Pera ha piena coscienza delle profonde contraddizioni vissute oggi dall’Occidente, ed ha anche chiare alcuni soluzioni. Ma non tutto risulta ben fondato: p. e., lo spazio comunitario reclamato dalle culture immigrate non può essere considerato, in via di principio, meno importante di quello in cui si innesta. Non esistono, infine, culture e spazi storico-geografici, ma uomini in carne ed ossa che interagiscono. Davanti a tutto questo, non possiamo rivendicare la libertà dell’individuo in un capitolo, e passare allo scontro di spazi nel secondo. E nel terzo non possiamo rivalutare quei ponti della ragione, che nel primo avevamo considerato meno importanti di una mitologica (se non ben analizzata) dimensione storico-culturale data.

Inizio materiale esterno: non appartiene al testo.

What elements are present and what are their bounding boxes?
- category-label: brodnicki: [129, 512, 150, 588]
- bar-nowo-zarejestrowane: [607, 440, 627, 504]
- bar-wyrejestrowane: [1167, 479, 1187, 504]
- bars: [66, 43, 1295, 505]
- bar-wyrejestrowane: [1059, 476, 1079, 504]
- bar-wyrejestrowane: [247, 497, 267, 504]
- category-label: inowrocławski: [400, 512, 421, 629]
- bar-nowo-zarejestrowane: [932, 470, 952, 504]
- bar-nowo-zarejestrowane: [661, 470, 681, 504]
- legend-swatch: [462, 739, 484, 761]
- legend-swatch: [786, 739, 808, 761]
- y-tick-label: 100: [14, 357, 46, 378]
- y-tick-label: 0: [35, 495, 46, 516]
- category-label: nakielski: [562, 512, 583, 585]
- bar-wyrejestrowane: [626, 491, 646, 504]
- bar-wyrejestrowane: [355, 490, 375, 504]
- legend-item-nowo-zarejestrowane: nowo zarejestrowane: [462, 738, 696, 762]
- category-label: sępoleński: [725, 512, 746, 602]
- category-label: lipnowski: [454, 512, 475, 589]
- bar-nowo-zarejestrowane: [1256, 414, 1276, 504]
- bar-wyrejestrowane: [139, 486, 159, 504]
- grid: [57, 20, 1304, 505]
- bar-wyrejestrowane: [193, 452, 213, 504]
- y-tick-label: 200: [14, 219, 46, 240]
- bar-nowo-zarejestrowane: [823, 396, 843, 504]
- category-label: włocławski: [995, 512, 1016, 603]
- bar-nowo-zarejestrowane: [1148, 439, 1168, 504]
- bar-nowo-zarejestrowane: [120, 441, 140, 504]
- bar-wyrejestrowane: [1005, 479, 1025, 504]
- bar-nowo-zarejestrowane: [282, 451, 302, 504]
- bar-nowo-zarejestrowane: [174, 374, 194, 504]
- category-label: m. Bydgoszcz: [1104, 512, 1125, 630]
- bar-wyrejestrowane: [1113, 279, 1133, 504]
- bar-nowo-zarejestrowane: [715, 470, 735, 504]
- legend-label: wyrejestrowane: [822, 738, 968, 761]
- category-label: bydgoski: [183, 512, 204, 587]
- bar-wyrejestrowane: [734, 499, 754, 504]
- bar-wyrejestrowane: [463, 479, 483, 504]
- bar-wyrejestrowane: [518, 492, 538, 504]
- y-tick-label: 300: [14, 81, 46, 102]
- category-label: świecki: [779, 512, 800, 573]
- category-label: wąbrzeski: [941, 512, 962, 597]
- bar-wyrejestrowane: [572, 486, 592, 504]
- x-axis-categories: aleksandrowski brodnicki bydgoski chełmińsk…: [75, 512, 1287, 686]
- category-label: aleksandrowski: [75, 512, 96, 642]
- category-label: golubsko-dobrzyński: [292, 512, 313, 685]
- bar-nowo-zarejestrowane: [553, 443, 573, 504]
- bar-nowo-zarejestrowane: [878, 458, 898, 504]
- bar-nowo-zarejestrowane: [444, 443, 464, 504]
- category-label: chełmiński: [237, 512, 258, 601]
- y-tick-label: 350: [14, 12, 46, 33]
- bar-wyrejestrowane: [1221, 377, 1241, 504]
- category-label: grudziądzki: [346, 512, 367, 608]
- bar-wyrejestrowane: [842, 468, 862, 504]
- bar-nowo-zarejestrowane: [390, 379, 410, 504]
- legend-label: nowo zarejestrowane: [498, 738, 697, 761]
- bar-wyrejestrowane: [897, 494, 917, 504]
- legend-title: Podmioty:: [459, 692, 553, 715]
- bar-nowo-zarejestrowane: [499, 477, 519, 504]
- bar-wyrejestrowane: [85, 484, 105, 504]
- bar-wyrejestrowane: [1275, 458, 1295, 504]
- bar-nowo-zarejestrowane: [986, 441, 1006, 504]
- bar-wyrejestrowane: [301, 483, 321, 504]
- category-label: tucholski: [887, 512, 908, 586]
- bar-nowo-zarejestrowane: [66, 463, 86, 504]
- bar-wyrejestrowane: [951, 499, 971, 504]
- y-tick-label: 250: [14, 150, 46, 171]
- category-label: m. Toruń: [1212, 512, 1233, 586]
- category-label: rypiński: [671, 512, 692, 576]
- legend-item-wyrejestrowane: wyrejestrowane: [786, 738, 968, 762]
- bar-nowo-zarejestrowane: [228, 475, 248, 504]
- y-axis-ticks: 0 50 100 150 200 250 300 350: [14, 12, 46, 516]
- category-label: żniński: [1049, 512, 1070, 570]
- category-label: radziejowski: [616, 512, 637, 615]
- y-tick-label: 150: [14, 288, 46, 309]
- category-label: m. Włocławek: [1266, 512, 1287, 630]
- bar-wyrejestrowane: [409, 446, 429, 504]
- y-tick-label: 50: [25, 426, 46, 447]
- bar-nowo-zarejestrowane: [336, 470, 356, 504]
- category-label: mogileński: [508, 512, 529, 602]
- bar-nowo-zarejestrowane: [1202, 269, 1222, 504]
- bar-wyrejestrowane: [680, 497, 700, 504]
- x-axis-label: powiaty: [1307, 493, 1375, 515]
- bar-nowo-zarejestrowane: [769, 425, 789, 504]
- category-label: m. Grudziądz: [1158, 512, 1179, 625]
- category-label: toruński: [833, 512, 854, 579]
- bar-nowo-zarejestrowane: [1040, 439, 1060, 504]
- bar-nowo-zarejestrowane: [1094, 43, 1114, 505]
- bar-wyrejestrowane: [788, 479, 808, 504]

Se, poi, l’assunto è che il Cristianesimo ha costruito il nostro mondo perché la sua «rivoluzione» (giuste le parole di Croce) ha condotto alla libertà individuale, mentre nessun’altra religione potrà mai farlo (e ben che meno l’Islam), ciò non appare ben giustificato. Nessuno potrebbe escludere, allora, che le derive di oggi non siano conseguenze (per quanto assurde) di quella «rivoluzione cristiana», e dunque semi piantati già al delimitarsi dell’orto, che ora appare appestato dalla gramigna. Né, una volta trasformata la dimensione individuale in sociale, si vede perché quella altrui non possa godere del medesimo riconoscimento.
Sono, questi, nodi che Pera non può sciogliere, perché mentre ha ben capito che il problema è rappresentato da un certo liberalismo, dall’altro non riesce completamente ad affrancarsi dalla propria formazione. Che non gli fa vedere, innanzi tutto, un altro liberalismo. E, inoltre, non gli fa trovare l’unico perno su cui avrebbe potuto poggiare molte delle sue pur condivisibili intuizioni: la persona.